Séparation rigide entre le travail et l’environnement
La loi relative « aux établissements dangereux, insalubres ou incommodes » de 1917 met en place en une inspection des sites à risque. Des inspecteurs spécialisés sont recrutés parmi les ingénieurs des mines, divisant l’inspection des entreprises : les inspecteurs du travail pour les salariéEs, les inspecteurs de l’environnement pour les riverains.
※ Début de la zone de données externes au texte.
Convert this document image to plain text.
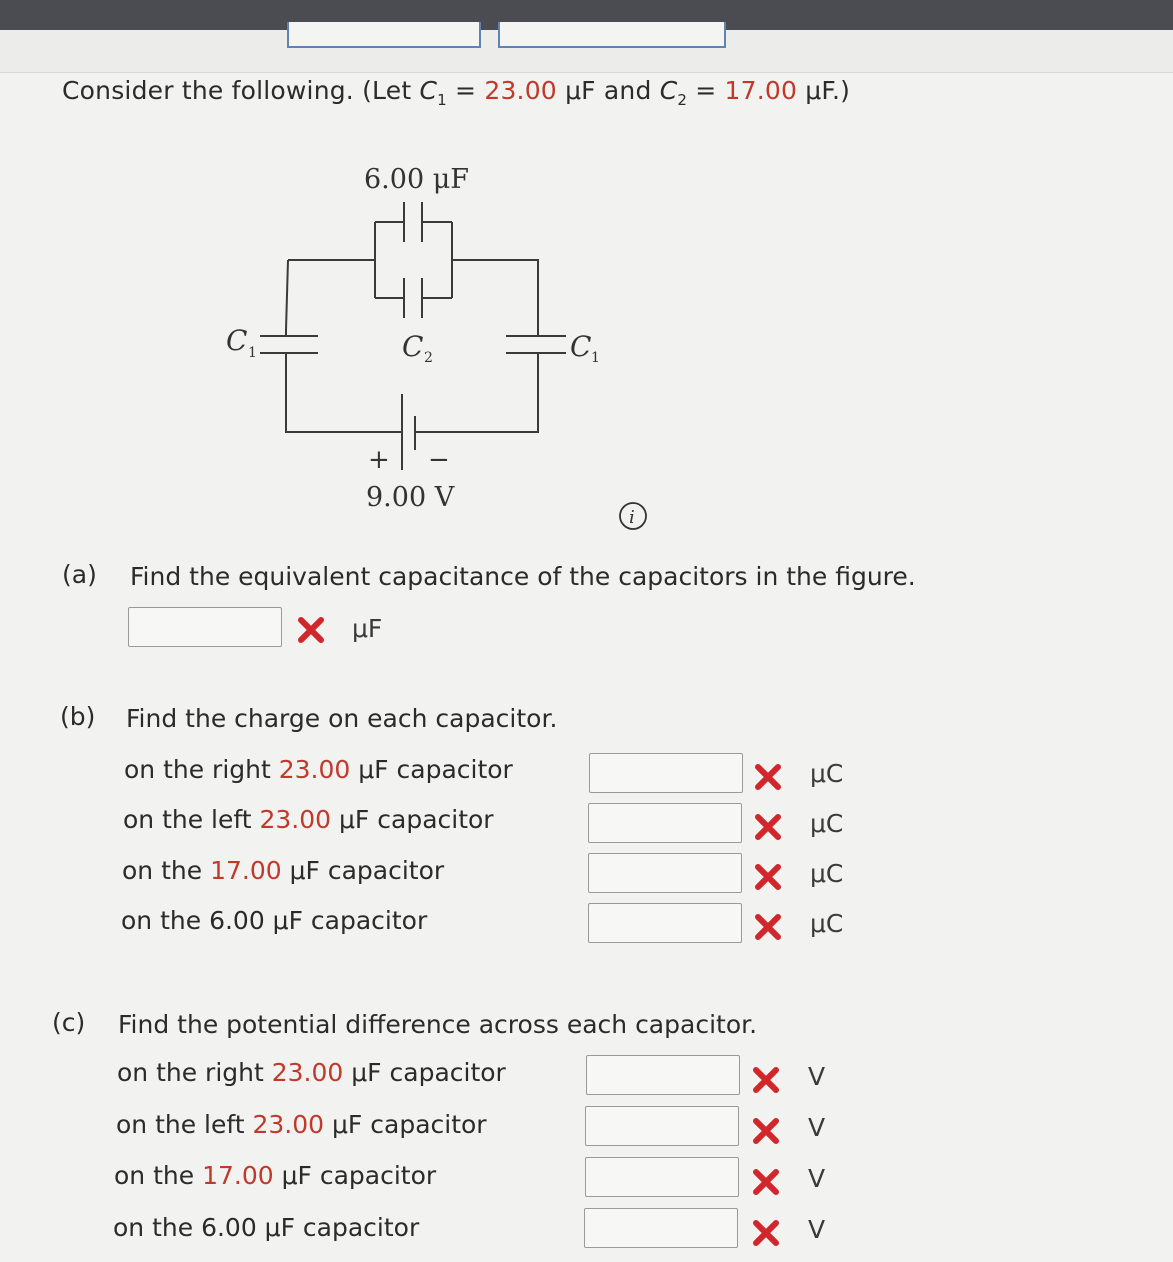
Consider the following. (Let $C_1 = 23.00$ μF and $C_2 = 17.00$ μF.)
6.00 μF
C 1	C 2	C 1
+ −
9.00 V
i
(a) Find the equivalent capacitance of the capacitors in the figure.
μF
(b) Find the charge on each capacitor.
on the right 23.00 μF capacitor
on the left 23.00 μF capacitor
on the 17.00 μF capacitor
on the 6.00 μF capacitor
μC
μC
μC
μC
(c) Find the potential difference across each capacitor.
on the right 23.00 μF capacitor
on the left 23.00 μF capacitor
on the 17.00 μF capacitor
on the 6.00 μF capacitor
V
V
V
V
Chacun de son côté du mur pour le grand bénéfice du capitaliste.
La loi de 1976 sur les installations classées pour la protection de l’environnement, prise après l’explosion de la raffinerie de Feyzin (1966), qui inaugure une politique « d’environnement industriel » sur les nuisances affectant les éco­systèmes et la sécurité des riverainEs, consolide cette séparation rigide entre le travail et l’environnement.
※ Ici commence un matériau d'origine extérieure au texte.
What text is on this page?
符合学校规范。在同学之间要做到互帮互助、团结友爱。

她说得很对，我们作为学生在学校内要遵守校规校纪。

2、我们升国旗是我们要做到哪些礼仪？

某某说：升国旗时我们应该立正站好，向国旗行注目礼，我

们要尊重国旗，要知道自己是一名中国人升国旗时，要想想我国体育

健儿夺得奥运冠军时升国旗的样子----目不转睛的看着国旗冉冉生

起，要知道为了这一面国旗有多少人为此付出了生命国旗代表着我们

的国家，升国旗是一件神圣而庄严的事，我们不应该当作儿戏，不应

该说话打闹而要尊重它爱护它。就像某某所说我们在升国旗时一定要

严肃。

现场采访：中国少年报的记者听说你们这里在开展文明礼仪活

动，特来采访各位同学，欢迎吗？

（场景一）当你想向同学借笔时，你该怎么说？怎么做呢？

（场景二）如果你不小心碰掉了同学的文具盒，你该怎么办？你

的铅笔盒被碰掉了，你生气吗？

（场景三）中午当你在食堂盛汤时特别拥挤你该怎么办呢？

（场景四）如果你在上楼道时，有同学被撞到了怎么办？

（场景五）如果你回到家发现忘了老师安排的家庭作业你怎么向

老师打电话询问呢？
Suite à la catastrophe de Seveso en 1976, ce nuage toxique d’herbicide qui affecte 193 personnes et impose l’abattage de 77 000 animaux d’élevage, la directive européenne Seveso est adoptée en 1982, révisée en 1996 et 2003. Elle met en place le classement Seveso seuil haut et seuil bas.
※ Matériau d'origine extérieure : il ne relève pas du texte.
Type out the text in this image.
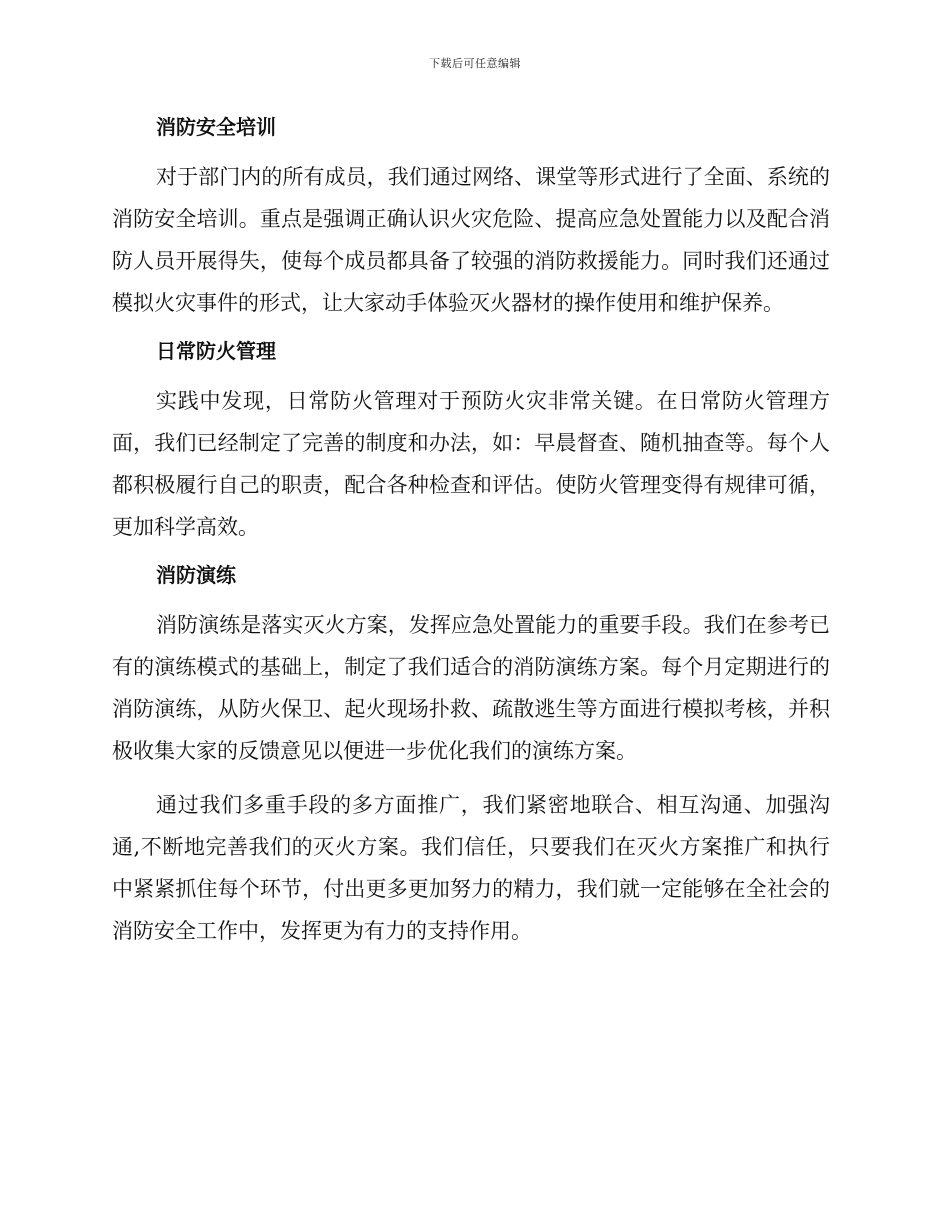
下载后可任意编辑
消防安全培训

对于部门内的所有成员，我们通过网络、课堂等形式进行了全面、系统的消防安全培训。重点是强调正确认识火灾危险、提高应急处置能力以及配合消防人员开展得失，使每个成员都具备了较强的消防救援能力。同时我们还通过模拟火灾事件的形式，让大家动手体验灭火器材的操作使用和维护保养。

日常防火管理

实践中发现，日常防火管理对于预防火灾非常关键。在日常防火管理方面，我们已经制定了完善的制度和办法，如：早晨督查、随机抽查等。每个人都积极履行自己的职责，配合各种检查和评估。使防火管理变得有规律可循，更加科学高效。

消防演练

消防演练是落实灭火方案，发挥应急处置能力的重要手段。我们在参考已有的演练模式的基础上，制定了我们适合的消防演练方案。每个月定期进行的消防演练，从防火保卫、起火现场扑救、疏散逃生等方面进行模拟考核，并积极收集大家的反馈意见以便进一步优化我们的演练方案。

通过我们多重手段的多方面推广，我们紧密地联合、相互沟通、加强沟通,不断地完善我们的灭火方案。我们信任，只要我们在灭火方案推广和执行中紧紧抓住每个环节，付出更多更加努力的精力，我们就一定能够在全社会的消防安全工作中，发挥更为有力的支持作用。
Des législations détricotées
Après l’explosion du site AZF à Toulouse du 21 septembre 2001, entraînant la mort de 31 personnes, avec environ 2 500 blesséEs et de lourds dégâts matériels, est adoptée en 2003 la loi relative « à la prévention des risques technologiques et naturels et à la réparation des dommages » dite loi Bachelot.
Elle met en place les « plans de prévention des risques technologiques» et une certaine information des riverainEs et salariéEs, au travers des commissions de suivi de site et un renforcement des obligations. Bon nombre vont être détricotées dans les années suivantes, car les entreprises se sont plaintes de devoir investir 200 à 300 millions d’euros par an pour réduire les risques du fait de ce texte.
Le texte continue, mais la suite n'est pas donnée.